4.1. La CTR ha confermato la sentenza di primo grado che aveva riconosciuto il diritto al rimborso dell’Irap in relazione alle attività di “A) amministratore; B) sindaco o revisore contabile; C) curatore fallimentare (o commissario) di procedure concorsuali”, osservando che “non si tratta di un contenuto indeterminato; il contenuto è perfettamente determinabile. Inoltre, è sufficiente un rinvio alla fatturazione del professionista, per distinguere le due categorie di attività, quelle imponibili e quelle non imponibili operazione che, peraltro, richiede una modestissima attività esecutiva ed un semplice calcolo aritmetico” (sent. CTR, p. 7 s.).
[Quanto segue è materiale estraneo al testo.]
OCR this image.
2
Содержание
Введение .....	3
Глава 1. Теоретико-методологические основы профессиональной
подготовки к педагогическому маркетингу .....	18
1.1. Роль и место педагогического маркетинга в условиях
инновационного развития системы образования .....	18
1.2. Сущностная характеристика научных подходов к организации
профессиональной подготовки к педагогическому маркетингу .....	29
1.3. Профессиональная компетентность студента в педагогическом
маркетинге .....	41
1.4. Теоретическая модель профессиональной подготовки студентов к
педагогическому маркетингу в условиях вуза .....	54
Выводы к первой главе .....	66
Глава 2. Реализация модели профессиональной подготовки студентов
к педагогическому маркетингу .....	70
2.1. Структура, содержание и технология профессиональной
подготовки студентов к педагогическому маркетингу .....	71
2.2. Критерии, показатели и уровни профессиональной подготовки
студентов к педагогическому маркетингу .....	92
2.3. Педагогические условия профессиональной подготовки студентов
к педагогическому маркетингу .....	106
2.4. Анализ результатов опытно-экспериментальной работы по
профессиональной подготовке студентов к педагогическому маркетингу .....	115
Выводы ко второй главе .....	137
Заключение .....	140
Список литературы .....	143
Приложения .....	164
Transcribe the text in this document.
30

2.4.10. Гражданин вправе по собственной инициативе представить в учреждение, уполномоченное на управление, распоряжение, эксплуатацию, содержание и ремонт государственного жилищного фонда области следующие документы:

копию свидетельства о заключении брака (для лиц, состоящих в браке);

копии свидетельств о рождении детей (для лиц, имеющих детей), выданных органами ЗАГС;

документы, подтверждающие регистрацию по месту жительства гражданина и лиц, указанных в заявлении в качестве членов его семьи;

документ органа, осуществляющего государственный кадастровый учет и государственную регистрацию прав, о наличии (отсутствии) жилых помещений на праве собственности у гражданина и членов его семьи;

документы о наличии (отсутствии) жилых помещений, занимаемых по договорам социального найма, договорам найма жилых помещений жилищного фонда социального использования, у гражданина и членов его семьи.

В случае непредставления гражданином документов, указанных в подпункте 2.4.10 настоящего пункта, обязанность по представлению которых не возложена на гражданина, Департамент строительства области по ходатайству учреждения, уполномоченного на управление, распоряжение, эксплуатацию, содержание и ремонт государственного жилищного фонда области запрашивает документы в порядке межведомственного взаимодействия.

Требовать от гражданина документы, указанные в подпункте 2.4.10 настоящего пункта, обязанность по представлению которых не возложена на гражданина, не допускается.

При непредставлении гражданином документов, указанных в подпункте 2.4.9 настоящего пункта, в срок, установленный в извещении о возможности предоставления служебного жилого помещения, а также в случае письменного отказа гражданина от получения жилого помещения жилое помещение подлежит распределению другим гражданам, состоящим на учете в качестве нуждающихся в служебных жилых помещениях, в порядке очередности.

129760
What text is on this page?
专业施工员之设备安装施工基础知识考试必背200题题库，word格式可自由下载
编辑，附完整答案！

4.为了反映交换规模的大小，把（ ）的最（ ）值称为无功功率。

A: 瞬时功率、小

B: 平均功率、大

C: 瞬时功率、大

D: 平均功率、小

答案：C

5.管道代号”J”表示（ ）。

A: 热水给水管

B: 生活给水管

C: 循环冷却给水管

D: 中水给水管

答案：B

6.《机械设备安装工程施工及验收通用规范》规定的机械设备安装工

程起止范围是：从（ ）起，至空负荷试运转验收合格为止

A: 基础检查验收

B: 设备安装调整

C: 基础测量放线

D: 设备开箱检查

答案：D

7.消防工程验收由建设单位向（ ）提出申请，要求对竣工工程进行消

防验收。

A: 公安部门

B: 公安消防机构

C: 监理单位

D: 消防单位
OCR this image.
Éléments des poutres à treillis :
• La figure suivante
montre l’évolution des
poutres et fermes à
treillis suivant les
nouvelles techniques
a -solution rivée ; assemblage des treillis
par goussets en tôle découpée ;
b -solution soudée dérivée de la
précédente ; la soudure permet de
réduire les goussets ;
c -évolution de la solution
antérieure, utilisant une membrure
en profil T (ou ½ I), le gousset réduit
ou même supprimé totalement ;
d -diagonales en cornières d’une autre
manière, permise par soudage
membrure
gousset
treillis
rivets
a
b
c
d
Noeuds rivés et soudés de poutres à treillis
4.2. In proposito questa Corte di legittimità ha chiarito che “se l’attore ha chiesto la condanna del convenuto al pagamento di una somma di denaro determinata o determinabile (c.d. condanna specifica) il giudice non può, in assenza dell’accordo delle parti o quanto meno della opposizione del convenuto alla relativa richiesta dell’attore, rinviare a separato giudizio la liquidazione della somma dovuta limitandosi alla condanna all'”an debeatur” (c.d. condanna generica), ma deve decidere anche in ordine al “quantum debeatur” accogliendo la domanda, ovvero respingendola in caso contrario, fermo restando che non può considerarsi generica la condanna al pagamento di una somma di denaro che, anche se non indicata nel suo preciso ammontare, sia facilmente determinabile con semplici operazioni di calcolo aritmetico sulla base degli elementi forniti dalla sentenza stessa”, Cass. sez. L, 18.2.2011, n. 4051 (conf. Cass. sez. L, 2.4.2002, n. 4653). Il ricorrente non indica specifiche difficoltà di calcolo, e l’Amministrazione finanziaria ha pure provveduto al conteggio del rimborso dovuto, depositato con finalità conciliativa nel corso del giudizio di primo grado.

4.3. Il contribuente non ha accettato la proposta conciliativa, ma neppure nel ricorso per cassazione propone specifici rilievi per contrastare il calcolo effettuato dall’Agenzia delle Entrate

Il primo ed il secondo motivo di impugnazione sono quindi infondati, e devono pertanto essere rigettati.

5. Mediante il terzo strumento d’impugnazione il contribuente lamenta l’errata attribuzione delle spese di lite per il secondo grado di giudizio.

Invero, la scelta della CTR di gravare delle spese di lite il solo contribuente risulta giustificata dalla sua totale soccombenza in grado di appello.

6. In definitiva il ricorso deve essere respinto.

6.1. Le spese di lite seguono l’ordinario criterio della soccombenza, e sono liquidate come in dispositivo, in considerazione della natura della pronuncia emessa e del valore del giudizio. Risulta dovuto dal ricorrente anche il versamento del c.d. doppio contributo.

P.Q.M.

Rigetta il ricorso proposto da G.R., che condanna al pagamento delle spese di lite in favore della costituita Agenzia delle Entrate, e le liquida nella complessiva misura di € 2.300,00, oltre spese prenotate a debito.

Ai sensi del d.P.R. 30 maggio 2002, n. 115, art. 13, comma 1 quater, dà atto della sussistenza dei presupposti processuali per il versamento, da parte del ricorrente, dell’ulteriore importo a titolo di contributo unificato, pari a quello da corrispondere per il ricorso, a norma del cit. art. 13 comma 1 bis, se dovuto.